EU energy ministers have agreed to increase the share of biofuels used in transport to 10% by 2020.
Ministers are split on a plan to take grids away from energy producers
But at a meeting in Brussels they were unable to decide whether a target of getting 20% of energy from renewable sources by 2020 should be binding.
They also differed over a proposal to split energy utilities into separate production and distribution companies.
The question of whether the renewables target should be mandatory will be decided by EU leaders next month.
All the proposals discussed by the ministers were part of a package of measures put forward by the European Commission in January to tackle climate change and improve Europe's security of energy supply while maintaining the EU economy's competitiveness.
Next week environment ministers will discuss the commission's headline proposal of a unilateral 20% cut in greenhouse gas emissions by 2020 - or a 30% reduction if agreement can be reached between all developed countries.
The energy ministers did not approve the mechanisms proposed by the commission for "unbundling" energy supply from distribution.
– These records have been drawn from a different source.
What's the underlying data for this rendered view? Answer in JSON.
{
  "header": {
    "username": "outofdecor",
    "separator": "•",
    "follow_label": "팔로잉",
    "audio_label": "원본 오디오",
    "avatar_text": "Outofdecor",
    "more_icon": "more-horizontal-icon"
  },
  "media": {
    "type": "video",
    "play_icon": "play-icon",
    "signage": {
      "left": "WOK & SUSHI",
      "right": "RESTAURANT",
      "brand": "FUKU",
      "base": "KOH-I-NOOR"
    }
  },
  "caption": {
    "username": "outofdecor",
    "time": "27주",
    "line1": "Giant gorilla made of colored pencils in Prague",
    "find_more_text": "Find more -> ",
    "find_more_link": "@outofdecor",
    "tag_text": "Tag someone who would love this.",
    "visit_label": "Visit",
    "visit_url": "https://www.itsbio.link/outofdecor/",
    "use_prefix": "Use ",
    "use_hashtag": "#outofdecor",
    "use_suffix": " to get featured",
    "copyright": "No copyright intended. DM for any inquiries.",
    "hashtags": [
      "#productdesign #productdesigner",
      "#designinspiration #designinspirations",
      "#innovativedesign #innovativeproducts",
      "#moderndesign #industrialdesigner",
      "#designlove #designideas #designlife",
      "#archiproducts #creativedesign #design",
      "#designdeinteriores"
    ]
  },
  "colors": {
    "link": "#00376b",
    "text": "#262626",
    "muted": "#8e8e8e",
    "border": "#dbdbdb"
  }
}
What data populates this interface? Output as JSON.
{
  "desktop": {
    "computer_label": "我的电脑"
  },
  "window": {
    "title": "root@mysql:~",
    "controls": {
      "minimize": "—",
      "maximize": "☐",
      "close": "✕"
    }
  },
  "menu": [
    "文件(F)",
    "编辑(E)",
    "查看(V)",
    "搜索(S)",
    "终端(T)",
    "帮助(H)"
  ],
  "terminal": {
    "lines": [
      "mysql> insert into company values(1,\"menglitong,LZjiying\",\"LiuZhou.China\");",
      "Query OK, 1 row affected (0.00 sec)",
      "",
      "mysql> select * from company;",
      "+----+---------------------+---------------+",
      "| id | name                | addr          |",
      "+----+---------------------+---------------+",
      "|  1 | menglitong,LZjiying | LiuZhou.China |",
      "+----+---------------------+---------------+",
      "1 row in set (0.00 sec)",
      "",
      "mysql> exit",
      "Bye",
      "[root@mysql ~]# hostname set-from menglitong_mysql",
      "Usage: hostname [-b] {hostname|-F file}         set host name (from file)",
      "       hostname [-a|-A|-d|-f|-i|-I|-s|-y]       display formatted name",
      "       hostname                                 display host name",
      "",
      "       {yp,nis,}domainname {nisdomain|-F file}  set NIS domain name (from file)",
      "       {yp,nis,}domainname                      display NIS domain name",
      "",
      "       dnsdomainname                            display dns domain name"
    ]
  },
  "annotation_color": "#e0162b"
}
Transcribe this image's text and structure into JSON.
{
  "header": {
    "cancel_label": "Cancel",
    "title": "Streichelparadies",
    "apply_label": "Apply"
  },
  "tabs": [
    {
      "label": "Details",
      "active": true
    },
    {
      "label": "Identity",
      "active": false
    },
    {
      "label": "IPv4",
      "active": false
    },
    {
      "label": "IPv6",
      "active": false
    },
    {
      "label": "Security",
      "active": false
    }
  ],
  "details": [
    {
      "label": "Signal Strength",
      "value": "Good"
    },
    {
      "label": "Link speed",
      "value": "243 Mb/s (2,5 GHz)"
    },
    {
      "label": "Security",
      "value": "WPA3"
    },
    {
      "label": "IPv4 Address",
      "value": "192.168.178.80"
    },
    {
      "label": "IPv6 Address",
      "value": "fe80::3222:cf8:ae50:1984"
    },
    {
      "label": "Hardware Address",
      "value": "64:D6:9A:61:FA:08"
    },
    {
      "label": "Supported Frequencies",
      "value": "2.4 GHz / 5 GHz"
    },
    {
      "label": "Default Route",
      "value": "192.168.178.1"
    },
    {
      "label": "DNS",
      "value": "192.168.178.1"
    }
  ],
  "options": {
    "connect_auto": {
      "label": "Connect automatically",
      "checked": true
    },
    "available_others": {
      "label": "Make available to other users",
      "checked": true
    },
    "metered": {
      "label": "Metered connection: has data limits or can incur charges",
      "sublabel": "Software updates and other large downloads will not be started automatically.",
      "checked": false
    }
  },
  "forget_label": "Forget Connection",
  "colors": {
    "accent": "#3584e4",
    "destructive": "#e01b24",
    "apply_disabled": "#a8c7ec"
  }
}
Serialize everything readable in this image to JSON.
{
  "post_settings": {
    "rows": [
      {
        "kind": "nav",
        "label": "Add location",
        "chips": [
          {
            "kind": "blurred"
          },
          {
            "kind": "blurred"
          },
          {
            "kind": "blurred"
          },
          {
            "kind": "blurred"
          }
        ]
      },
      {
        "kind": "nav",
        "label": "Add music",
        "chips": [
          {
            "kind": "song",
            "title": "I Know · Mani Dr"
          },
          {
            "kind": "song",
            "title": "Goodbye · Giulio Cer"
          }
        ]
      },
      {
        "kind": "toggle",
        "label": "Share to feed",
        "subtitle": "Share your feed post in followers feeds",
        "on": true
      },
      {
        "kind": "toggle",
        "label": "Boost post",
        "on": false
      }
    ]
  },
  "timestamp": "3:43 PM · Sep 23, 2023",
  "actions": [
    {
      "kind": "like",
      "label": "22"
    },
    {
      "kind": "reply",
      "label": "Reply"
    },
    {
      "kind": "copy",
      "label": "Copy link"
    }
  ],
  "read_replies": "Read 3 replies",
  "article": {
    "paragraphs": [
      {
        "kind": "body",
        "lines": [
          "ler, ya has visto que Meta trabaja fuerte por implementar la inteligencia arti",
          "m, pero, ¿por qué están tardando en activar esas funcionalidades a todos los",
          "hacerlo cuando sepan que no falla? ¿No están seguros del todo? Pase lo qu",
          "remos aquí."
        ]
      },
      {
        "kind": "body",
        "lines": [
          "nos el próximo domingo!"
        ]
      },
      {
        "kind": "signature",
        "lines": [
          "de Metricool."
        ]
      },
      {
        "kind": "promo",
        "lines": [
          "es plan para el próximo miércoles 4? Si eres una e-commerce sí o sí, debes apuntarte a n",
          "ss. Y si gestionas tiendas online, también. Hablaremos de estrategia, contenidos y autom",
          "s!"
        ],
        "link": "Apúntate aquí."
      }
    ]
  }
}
They agreed only to the principle of "effective separation of supply and production activities from network operations (unbundling), based on independently run and adequately regulated network operation systems".
France is among a number of countries opposing the plan to free up access to energy distribution networks, by loosening the control of Europe's big energy production companies such as Germany's E.ON and RWE and France's EDF.
Belgium, Britain, Denmark and Sweden supported ownership separation, while France, Estonia, Latvia, Slovakia and the Czech Republic opposed it, Reuters quoted an unnamed EU official as saying.
Energy Commissioner Andris Piebalgs said the ministers had broadly backed the goal of getting 20% of energy from renewable sources by 2020, but wanted more information about how the burden would be shared between the 27 member states.
"After all the bluster from EU leaders on climate change over the past few months, it is shameful that their energy ministers seem to be already abandoning ambition on crucial concrete measures to protect our climate," said Green MEPs Claude Turmes and Rebecca Harms.
The energy package will be the main subject of an EU summit in Brussels on 8 and 9 March.